Much of education is actually pessimism-biased
deBoer is complaining really about policy people. But if you go to a lot of schools and colleges, they’re pretty skeptical about every new last great idea, and many are resistant to new ideas. Many teachers don’t actually believe that their students can learn. I still don’t have a good sense of the distribution of optimism/pessimism among teachers in a turnaround high school, for example, but I definitely get a sense that some amount of pessimistic fatalism is there. And there’s at least some strong suggestive evidence that many teachers don’t have a growth mindset attitude about their students (and I get the sense that almost no one believes in growth mindset around personal characteristics, which I believe is very wrong). On the ground, and not in the policy clouds, I would guess that pessimism is more rampant and dangerous than unbridled optimism.
In fact, why is it that charter schools work? Is it really that their pedagogy and curriculum is better? That TFA teachers outperform veteran teachers?
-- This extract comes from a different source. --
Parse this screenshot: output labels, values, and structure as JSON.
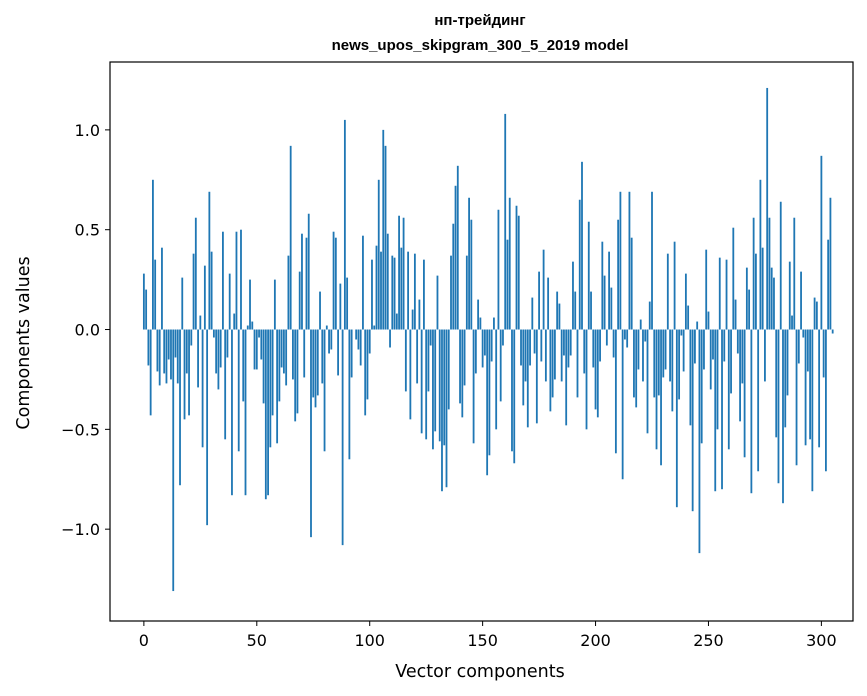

My suspicion is that their inherent optimism was a big part of what made the good ones work so well, and especially in comparison with public schools, that often have a pall hanging over them.
One of our major focuses is on self-efficacy – we think that it’s the major factor in personal success (and there’s a raft of both educational psychology and organizational development in the business world to back that up). But we think that self-efficacy isn’t only a personal characteristic, but a characteristic of organizations and entire systems. Optimism-bias is not true self-efficacy, since it’s not always informed by actual success and a meta-cognition for what does and doesn’t work. But pessimism is pure poison to self-efficacy. Let optimism reign!